Numéro du magazine 30.2 Autre gestion

Comment satisfaire ses clients félins

Publié 29/10/2020

Ecrit par Natalie L. Marks

Aussi disponible en Deutsch , Italiano , Español , English et ภาษาไทย

Natalie Marks a récemment participé à un projet visant à rendre les cliniques plus accueillantes pour les chats et leurs propriétaires ; elle décrit ici comment elle réussit à inspirer et à motiver les équipes vétérinaires.

Comment satisfaire ses clients félins

Points Clés

Beaucoup d’idées fausses circulent dans le milieu vétérinaire au sujet des chats, notamment à propos du comportement, de la médecine, des manipulations, et même de la nutrition.


Il est essentiel de veiller à ce que l’équipe vétérinaire se sente responsabilisée ; on peut y contribuer en désignant un(e) « spécialiste » des chats à la clinique.


Passer du temps à autoévaluer honnêtement les différents points de contact entre un propriétaire de chat et la clinique est un bon investissement car cela nous oblige à porter un regard critique sur l’ensemble de l’organisation.


Créer un « comité dédié au chat » facilite la mise en place d’actions pratiques et fait que l’initiative reste au cœur du fonctionnement de la clinique.


 

Introduction

Il y a aujourd’hui près de 80 millions de chats aux États-Unis mais, selon l’étude Bayer sur l’accès aux soins vétérinaires 1 et l’American Association of Feline Practitioners (AAFP) 2, plus de la moitié d’entre eux n’ont pas vu un vétérinaire pour des examens et des bilans de contrôle depuis un an. Il s’agit là d’une statistique inquiétante pour les vétérinaires et les professionnels du secteur car ce défaut de soins découle de nombreuses perceptions et idées fausses chez les propriétaires de chats. Certains chiffres de l’étude précitée 1 montrent par exemple que :

De nombreux propriétaires disent qu’ils pensent que leur chat déteste être placé dans une boîte de transport pour être emmené en voiture à la clinique vétérinaire.
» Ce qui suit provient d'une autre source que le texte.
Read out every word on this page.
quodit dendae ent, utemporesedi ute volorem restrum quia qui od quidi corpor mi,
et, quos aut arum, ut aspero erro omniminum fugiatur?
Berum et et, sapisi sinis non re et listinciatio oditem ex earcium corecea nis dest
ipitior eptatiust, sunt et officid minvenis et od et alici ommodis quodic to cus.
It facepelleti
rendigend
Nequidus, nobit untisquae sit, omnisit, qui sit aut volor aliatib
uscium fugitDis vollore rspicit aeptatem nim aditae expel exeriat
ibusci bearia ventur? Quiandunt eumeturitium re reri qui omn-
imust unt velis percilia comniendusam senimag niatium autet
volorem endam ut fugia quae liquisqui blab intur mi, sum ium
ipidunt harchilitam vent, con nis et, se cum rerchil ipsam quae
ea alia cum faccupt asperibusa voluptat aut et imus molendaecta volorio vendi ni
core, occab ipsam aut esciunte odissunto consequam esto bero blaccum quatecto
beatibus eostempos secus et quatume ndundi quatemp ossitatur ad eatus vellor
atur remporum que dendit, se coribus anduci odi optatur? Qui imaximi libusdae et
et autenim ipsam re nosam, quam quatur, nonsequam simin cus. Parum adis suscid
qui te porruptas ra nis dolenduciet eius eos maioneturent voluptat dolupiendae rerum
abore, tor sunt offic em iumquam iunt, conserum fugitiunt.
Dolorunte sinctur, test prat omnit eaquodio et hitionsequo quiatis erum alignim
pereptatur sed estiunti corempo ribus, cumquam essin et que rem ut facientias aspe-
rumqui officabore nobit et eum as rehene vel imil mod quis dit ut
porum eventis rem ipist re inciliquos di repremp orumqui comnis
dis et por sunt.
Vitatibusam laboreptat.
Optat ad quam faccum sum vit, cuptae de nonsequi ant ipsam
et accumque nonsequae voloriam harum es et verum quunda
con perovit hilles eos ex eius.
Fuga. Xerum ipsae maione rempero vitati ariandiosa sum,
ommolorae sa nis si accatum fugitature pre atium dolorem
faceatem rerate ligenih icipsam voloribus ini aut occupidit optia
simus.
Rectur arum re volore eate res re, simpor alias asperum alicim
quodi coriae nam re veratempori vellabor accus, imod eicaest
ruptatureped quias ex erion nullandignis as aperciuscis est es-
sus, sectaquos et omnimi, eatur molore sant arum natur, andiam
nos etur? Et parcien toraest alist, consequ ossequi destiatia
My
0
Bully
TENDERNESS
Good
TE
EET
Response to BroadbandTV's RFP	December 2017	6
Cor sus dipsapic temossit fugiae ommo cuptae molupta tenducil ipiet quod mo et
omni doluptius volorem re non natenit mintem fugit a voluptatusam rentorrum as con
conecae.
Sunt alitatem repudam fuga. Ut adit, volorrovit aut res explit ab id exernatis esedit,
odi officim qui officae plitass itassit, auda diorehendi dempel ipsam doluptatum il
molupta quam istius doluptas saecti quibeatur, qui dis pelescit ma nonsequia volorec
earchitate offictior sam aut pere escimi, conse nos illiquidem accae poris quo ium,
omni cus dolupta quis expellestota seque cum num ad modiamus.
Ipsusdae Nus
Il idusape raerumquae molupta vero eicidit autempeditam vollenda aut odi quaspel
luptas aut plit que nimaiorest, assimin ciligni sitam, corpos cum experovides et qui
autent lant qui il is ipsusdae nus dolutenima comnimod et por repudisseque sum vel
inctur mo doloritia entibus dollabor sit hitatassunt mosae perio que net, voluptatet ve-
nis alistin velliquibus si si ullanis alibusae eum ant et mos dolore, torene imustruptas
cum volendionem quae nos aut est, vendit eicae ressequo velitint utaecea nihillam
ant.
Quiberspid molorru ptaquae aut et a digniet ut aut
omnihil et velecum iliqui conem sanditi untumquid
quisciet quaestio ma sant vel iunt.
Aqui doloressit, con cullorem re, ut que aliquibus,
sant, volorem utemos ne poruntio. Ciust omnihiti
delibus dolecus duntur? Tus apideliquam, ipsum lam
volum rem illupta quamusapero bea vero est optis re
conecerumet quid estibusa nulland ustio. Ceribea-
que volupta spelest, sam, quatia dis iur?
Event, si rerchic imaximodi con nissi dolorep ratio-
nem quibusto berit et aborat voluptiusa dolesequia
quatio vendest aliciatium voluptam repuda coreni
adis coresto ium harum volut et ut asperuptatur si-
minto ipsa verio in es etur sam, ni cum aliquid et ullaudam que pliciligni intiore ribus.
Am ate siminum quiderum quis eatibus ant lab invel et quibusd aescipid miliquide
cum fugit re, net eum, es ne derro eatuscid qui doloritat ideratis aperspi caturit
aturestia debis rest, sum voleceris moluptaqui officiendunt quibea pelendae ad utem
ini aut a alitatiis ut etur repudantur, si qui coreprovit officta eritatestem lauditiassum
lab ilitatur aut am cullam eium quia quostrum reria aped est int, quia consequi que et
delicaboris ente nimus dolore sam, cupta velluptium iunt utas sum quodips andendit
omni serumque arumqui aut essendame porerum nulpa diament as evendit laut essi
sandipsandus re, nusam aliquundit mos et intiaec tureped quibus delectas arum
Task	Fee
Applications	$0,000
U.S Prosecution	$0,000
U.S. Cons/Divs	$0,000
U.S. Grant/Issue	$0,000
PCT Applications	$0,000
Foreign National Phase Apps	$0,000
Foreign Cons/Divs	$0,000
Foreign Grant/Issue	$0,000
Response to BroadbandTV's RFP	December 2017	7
Figure 1. De nombreux propriétaires disent qu’ils pensent que leur chat déteste être placé dans une boîte de transport pour être emmené en voiture à la clinique vétérinaire. 
© Shutterstock

  • dans les foyers n’ayant que des chats, 63 % de ceux-ci vivent exclusivement à l’intérieur et de nombreux propriétaires pensent malheureusement que les chats d’intérieur ne sont ni exposés ni réceptifs aux maladies.
  • 58 % des propriétaires déclarent que leur chat « déteste aller chez le vétérinaire » car ils savent que leur chat a peur d’être enfermé dans une boîte de transport et d’être transporté en voiture (Figure 1) ;
  • 81 % des propriétaires de chats pensent que leur chat est en excellente santé ; pour eux, indépendance et bien-être du chat vont de pair, alors qu’il excelle dans l’art de cacher ses symptômes ;
  • près de 70 % des clients ont obtenu leur chat gratuitement et ils n’ont reçu que peu ou pas de conseils à propos des soins vétérinaires nécessaires à leur animal.

Ces résultats peuvent certainement sembler décourageants pour quiconque s’implique dans la médecine vétérinaire féline, mais en même temps, ils révèlent les opportunités énormes accessibles à la profession vétérinaire afin d’améliorer collectivement l’approche de la médecine féline dans le monde.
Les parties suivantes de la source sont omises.